C’est globalement réussi en dépit de deux soucis inhérents à l’exercice. A l’instar des épopées et sagas, c’est longuet, il y a beaucoup de cérémonies, de festivités et de réjouissances, écueil renforcé par la narration homodiégétique qui s’attarde sur le ressenti de Gilgamesh. C’est par ailleurs assez misogyne, la combinaison d’un texte antique rédigé par et pour des hommes et d’un auteur de SF américain né en 1935 n’étant pas propice à un féminisme impétueux. Les femmes sont des mères, des prostituées ou des perfides et, tout en étant indispensables au récit, ne ressortent pas grandies. Si mon impression est mitigée, je ne regrette pas ma lecture et j’essaierai de récupérer une traduction récente de l’Épopée de Gilgamesh pour comparer.


Revues
Mad Movies n°374 – Septembre 2023
Le gros dossier du mois porte sur William Friedkin, décédé le 7 août 2023. Friedkin m’a toujours laissé perplexe, provocateur forcené, capable de tout et son contraire y compris dans un même opus, à l’image du Sang du châtiment où la conclusion du director’s cut de 1992 est en opposition complète avec l’originale de 1987. Je suis loin d’avoir vu l’intégralité de son œuvre, The French Connection (1971) m’avait déçu, Cruising (1980) m’avait déconcerté et j’avais trouvé Bug (2006) imparfait bien que prenant. Je suis en revanche fan de L’exorciste (1973) et surtout de Sorcerer (1977), sur lequel j’étais tombé par hasard il y a longtemps et qui m’avait mis une claque. Mad Movies a pour l’occasion interviewé des proches et des admirateurs de Friedkin, qui abordent sans ambages les ambiguïtés du réalisateur. Il faudra que je lise son autobiographie qui traine sur mes étagères. L’autre dossier sur l’intelligence artificielle est moins passionnant, on ne dispose pas de suffisamment de recul sur ce sujet d’actualité qui enflamme le milieu hollywoodien.
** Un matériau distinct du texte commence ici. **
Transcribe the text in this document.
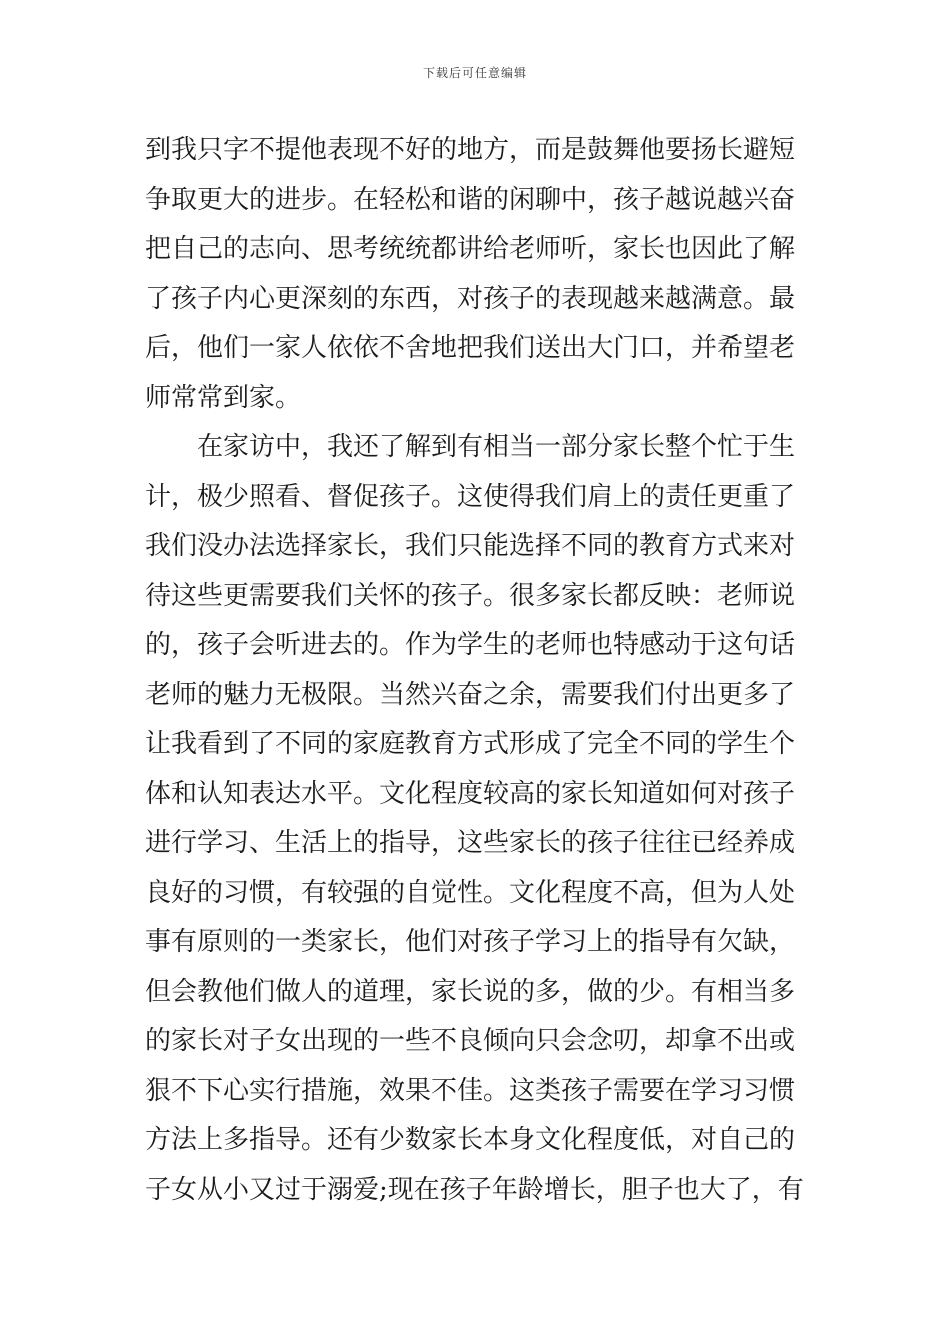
下载后可任意编辑
到我只字不提他表现不好的地方，而是鼓舞他要扬长避短
争取更大的进步。在轻松和谐的闲聊中，孩子越说越兴奋
把自己的志向、思考统统都讲给老师听，家长也因此了解
了孩子内心更深刻的东西，对孩子的表现越来越满意。最
后，他们一家人依依不舍地把我们送出大门口，并希望老
师常常到家。
在家访中，我还了解到有相当一部分家长整个忙于生
计，极少照看、督促孩子。这使得我们肩上的责任更重了
我们没办法选择家长，我们只能选择不同的教育方式来对
待这些更需要我们关怀的孩子。很多家长都反映：老师说
的，孩子会听进去的。作为学生的老师也特感动于这句话
老师的魅力无极限。当然兴奋之余，需要我们付出更多了
让我看到了不同的家庭教育方式形成了完全不同的学生个
体和认知表达水平。文化程度较高的家长知道如何对孩子
进行学习、生活上的指导，这些家长的孩子往往已经养成
良好的习惯，有较强的自觉性。文化程度不高，但为人处
事有原则的一类家长，他们对孩子学习上的指导有欠缺，
但会教他们做人的道理，家长说的多，做的少。有相当多
的家长对子女出现的一些不良倾向只会念叨，却拿不出或
狠不下心实行措施，效果不佳。这类孩子需要在学习习惯
方法上多指导。还有少数家长本身文化程度低，对自己的
子女从小又过于溺爱;现在孩子年龄增长，胆子也大了，有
Au niveau des sorties, quelques titres intrigants : Flux gourmet (2022) de Peter Strickland s’annonce plus bizarre que Berberian Sound Studio (2012), ça me fait penser que je n’ai pas encore regardé The Duke of Burgundy (2014) ; à force de lire des critiques positives des Mission : Impossible, il va falloir que je me penche dessus un jour, j’en ai déjà quatre de retard ; La maison du mal (2023) semble jouer correctement sa carte de film de maison hantée ; enfin, Just Philippot continue de creuser la veine de l’horreur écologique avec Acide (2023), apparemment plus abouti que La nuée (2020). Un entretien éclairant avec le production designer William Sandell clôt le numéro, soulignant l’importance de ce métier méconnu.